At his commentary best, Greeny is pretty good, though not a patch on the late Bryon Butler or the extant Geordie John Murray. His best is a captive beast seldom allowed its freedom, however, because seldom is a match sufficiently captivating to disabuse him of the belief that the players, coaches and official have conspired to torment him.

Not being a psychiatrist, I am in no position to diagnose Narcissistic Personality Disorder, which an American dictionary of mental disorder defines as “a pervasive pattern of grandiosity, need for admiration, and a lack of empathy.

"The narcissist is excessively preoccupied with issues of personal adequacy, power, and prestige. Narcissistic personality disorder is closely linked to self-centeredness.”

Greeny, self-centred? Pah! Yet barely a game goes by without expressions of rage that he, Green, should be forced to endure the incompetence arrayed before him purely to cause him psychic pain.

Instructive here is a vignette from the 2010 World Cup. Asked why, with England playing like the executive committee of the council for partially sighted dyspraxics, Joe Cole had not been used in the first game. “I know, I know,” he harrumphed in outrage.

“Joe Cole was on my team sheet for the USA game. I had him on my teamsheet.”

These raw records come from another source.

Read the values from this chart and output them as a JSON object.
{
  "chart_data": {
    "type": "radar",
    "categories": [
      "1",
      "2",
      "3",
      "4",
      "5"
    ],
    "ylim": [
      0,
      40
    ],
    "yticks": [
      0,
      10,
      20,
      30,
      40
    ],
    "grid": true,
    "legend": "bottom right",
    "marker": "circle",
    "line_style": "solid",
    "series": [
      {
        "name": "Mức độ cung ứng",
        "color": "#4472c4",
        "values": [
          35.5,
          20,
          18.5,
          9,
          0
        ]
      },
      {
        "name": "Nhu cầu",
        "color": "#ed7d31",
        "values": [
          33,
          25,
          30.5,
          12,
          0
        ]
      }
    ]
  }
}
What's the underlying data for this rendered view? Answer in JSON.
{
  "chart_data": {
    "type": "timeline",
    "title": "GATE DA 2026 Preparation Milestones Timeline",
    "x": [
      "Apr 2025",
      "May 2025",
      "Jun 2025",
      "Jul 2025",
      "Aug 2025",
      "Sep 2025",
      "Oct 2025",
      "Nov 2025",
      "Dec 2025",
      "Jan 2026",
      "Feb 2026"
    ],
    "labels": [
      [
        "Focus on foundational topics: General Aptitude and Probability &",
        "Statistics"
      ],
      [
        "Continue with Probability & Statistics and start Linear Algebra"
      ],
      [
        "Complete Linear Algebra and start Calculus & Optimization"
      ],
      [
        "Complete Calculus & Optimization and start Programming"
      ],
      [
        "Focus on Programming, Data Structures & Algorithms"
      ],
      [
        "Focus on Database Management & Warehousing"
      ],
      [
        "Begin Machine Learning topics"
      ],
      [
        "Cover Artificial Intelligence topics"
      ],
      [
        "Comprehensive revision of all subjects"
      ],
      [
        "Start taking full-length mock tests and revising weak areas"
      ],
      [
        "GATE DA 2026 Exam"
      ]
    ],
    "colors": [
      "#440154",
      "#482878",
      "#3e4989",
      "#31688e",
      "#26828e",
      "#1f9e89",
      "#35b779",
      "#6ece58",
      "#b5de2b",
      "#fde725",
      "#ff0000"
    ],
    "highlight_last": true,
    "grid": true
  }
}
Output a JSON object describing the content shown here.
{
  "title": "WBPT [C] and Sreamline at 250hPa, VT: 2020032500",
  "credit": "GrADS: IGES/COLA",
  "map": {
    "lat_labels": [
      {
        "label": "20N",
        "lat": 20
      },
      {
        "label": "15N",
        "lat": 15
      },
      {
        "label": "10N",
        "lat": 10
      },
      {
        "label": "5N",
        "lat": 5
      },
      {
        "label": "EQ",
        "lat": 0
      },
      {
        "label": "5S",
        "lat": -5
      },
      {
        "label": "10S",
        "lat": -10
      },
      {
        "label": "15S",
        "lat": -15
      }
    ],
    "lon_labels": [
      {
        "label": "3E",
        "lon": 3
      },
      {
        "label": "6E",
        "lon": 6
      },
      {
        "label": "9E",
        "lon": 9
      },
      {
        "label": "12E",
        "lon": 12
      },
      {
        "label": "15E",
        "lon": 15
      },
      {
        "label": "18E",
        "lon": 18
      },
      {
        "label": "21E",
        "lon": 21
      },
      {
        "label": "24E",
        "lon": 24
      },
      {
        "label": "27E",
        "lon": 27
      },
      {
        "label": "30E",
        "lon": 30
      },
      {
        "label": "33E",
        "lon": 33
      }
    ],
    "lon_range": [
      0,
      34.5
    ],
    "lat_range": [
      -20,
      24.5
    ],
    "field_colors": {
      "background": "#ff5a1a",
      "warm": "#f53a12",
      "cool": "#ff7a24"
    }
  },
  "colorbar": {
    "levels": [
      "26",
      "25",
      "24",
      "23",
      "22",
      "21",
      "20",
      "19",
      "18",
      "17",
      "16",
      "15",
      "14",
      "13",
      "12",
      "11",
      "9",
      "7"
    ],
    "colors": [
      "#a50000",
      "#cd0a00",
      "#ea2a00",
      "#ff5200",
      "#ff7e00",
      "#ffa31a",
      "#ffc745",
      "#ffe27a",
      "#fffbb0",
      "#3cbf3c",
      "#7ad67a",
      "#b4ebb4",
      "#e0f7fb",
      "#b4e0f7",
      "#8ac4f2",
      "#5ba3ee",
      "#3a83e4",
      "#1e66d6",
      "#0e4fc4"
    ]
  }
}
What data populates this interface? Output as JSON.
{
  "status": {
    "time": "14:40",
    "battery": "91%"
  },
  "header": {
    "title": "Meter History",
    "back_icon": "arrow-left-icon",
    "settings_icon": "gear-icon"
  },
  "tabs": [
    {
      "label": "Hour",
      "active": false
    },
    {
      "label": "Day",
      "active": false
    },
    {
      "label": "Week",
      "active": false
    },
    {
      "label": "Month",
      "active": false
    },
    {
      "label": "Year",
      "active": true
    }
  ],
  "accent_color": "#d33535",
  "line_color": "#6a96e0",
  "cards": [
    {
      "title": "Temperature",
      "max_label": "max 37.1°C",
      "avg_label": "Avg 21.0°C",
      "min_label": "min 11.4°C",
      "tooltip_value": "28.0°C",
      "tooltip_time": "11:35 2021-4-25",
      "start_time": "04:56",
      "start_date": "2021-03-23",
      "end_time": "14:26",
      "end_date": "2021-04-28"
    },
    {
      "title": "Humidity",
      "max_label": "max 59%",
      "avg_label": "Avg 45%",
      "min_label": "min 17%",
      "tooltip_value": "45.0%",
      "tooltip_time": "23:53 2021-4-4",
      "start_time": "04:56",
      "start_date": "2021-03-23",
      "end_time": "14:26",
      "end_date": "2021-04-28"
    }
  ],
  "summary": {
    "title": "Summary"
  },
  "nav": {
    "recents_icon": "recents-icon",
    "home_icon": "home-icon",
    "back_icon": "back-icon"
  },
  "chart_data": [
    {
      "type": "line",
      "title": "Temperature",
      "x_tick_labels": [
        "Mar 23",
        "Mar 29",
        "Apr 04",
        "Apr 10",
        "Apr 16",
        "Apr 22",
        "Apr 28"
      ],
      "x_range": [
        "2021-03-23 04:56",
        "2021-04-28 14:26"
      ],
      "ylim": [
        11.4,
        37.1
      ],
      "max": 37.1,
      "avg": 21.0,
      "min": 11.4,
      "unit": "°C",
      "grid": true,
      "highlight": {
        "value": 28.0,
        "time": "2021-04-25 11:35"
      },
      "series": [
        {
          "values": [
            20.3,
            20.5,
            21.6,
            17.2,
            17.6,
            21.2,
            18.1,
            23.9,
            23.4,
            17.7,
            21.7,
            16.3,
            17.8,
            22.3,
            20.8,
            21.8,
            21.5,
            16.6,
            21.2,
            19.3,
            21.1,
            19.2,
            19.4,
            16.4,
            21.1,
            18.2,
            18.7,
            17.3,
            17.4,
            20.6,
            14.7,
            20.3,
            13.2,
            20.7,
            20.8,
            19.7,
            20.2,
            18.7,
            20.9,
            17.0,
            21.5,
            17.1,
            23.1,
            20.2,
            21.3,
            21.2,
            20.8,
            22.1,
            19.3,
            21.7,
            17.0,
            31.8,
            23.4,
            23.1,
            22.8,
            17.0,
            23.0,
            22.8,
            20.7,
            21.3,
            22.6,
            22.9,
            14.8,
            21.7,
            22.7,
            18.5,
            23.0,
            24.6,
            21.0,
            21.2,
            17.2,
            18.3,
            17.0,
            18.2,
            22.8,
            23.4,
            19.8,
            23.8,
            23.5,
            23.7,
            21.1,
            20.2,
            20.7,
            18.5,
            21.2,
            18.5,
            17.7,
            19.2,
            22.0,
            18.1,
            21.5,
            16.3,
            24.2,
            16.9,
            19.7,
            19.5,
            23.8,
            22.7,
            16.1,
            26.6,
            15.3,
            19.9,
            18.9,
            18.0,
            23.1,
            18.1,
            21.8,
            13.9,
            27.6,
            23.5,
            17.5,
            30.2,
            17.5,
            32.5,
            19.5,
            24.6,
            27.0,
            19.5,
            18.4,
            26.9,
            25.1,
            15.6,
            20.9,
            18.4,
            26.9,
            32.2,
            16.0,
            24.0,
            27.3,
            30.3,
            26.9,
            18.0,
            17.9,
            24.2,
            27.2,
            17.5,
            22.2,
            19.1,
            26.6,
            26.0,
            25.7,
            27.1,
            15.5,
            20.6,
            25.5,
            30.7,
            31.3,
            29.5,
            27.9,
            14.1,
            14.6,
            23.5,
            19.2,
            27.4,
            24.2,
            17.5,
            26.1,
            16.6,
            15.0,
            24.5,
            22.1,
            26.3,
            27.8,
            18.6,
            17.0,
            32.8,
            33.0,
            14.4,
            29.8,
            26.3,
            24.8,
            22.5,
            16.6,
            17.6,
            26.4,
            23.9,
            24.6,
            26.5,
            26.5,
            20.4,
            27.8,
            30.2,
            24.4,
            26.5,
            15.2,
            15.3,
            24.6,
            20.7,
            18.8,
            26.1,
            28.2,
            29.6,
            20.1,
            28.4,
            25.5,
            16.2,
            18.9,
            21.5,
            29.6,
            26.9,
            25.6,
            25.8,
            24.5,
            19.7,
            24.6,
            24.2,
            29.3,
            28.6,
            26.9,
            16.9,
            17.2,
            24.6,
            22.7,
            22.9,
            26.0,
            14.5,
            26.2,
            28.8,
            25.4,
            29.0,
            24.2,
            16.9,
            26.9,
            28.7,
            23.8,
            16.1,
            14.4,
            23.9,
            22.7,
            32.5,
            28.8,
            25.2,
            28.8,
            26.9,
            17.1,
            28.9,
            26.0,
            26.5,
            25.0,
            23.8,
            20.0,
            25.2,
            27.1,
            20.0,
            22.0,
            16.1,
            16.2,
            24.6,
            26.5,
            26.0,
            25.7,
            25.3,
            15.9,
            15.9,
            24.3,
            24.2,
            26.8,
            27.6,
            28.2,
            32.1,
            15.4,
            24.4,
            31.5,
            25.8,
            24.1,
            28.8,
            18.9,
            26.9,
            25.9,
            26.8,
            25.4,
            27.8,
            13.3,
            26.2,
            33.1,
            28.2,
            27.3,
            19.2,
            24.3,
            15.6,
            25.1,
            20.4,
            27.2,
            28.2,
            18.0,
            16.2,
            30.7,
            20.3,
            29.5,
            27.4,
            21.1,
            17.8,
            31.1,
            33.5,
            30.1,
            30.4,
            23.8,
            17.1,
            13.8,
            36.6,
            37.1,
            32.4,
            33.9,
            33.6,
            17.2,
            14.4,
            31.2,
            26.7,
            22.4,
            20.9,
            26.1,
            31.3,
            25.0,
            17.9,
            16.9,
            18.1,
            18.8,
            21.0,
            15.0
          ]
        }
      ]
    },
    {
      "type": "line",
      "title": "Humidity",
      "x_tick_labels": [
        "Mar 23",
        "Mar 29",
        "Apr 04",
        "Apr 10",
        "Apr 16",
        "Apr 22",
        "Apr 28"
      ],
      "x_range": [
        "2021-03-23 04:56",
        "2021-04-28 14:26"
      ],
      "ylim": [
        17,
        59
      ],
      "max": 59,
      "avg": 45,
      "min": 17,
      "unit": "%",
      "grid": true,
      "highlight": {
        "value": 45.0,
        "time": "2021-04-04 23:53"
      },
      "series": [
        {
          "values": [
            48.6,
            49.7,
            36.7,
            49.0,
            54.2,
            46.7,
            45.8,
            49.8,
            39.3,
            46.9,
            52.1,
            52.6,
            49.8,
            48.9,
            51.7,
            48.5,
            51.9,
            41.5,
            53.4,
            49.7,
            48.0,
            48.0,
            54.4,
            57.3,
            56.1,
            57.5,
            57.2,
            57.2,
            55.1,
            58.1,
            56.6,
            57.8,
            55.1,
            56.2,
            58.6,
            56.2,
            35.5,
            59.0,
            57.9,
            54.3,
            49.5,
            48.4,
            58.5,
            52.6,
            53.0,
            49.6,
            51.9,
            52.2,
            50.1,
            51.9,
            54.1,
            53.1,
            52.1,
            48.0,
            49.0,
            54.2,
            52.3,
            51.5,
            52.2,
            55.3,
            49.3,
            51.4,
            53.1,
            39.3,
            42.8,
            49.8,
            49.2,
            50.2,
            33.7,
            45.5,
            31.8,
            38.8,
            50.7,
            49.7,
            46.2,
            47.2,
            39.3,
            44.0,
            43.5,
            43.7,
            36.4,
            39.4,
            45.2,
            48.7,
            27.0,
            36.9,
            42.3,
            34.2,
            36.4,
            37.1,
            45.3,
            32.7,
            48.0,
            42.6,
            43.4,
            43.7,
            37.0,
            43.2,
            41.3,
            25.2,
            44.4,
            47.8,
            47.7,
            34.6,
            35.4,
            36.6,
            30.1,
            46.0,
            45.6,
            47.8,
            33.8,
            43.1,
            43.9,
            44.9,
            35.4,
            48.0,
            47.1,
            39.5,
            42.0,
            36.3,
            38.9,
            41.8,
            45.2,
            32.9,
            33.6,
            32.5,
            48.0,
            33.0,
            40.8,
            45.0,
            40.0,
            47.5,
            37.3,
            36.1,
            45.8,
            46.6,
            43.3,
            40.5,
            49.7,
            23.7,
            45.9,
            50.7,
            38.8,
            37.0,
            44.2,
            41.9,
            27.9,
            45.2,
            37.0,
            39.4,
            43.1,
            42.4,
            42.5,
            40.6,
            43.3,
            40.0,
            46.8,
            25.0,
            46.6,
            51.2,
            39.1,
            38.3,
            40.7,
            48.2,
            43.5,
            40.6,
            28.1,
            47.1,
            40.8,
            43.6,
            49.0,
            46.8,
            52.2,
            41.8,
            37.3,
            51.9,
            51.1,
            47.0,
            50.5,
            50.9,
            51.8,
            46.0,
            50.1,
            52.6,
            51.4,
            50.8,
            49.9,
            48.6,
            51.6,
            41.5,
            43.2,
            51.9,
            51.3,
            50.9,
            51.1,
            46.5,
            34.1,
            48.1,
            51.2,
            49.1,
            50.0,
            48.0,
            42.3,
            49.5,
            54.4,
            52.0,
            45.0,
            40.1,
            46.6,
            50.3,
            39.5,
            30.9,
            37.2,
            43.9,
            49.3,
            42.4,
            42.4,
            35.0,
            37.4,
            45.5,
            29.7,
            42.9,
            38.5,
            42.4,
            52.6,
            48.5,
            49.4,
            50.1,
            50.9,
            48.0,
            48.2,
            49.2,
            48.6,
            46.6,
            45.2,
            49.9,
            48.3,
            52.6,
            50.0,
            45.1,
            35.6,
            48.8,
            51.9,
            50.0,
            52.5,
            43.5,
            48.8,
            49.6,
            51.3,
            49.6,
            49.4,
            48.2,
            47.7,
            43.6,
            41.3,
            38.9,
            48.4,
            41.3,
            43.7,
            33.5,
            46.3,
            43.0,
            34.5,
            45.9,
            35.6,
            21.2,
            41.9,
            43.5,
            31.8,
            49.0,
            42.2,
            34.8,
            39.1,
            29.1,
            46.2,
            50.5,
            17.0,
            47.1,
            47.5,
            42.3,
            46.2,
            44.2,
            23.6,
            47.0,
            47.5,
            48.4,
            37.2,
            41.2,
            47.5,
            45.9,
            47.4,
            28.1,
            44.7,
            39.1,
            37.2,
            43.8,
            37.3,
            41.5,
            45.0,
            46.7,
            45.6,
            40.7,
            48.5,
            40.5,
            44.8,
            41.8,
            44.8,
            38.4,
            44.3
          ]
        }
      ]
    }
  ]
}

On reflection, he had a point. While Green had spent the previous 20 years sat with a microphone pressed to that capacious gob, Fabio Capello was fiddling about managing teams to league titles in Italy and Spain and a European Cup.

Who was this Italian dilettante to defy his will? Had Greeny not made himself plain? Joe. Cole. Was. On. HIS. Team. Sheet.

Over his hosting of phone-ins, I must lightly brush because without powerful sedatives three minutes is a strict maximum. That these are invariably three minutes in which he patronises callers with the sense denied Don Fabio to echo his own thoughts, while brusquely dismissing Capelloid imbeciles who do not, needs no spelling out.

The self-aggrandisement rivals the bombast, barely a broadcast passing without a reference to his “feud” (minor spat) with Sir Alex Ferguson.

Here we find him on the wrong end of the lofty contempt he more commonly doles out to others – Graham Taylor, for instance, whom he had replaced in the commentary box recently for lightly teasing him on air; and more infamously Mark Saggers, with whom he once refused to share a plane, and a fine broadcaster whom he he drove into the arms of rival TalkSport.

The question of how and why Alan Green’s bosses are willing to put up with the queeny tantrums, imperious behaviour and forays into the arena of Seventies stand-up (Ofcom censured him in 2004 for suggesting that the Cameroonian Eric Djemba-Djemba was talking comic pidgin English during a Socratic dialogue with a referee) intrigues many, but the answer is depressingly simple.

The words of command hold sway in BBC high command as much today as they did in Colonel Carruthers’ Calcutta lecture room in 1942.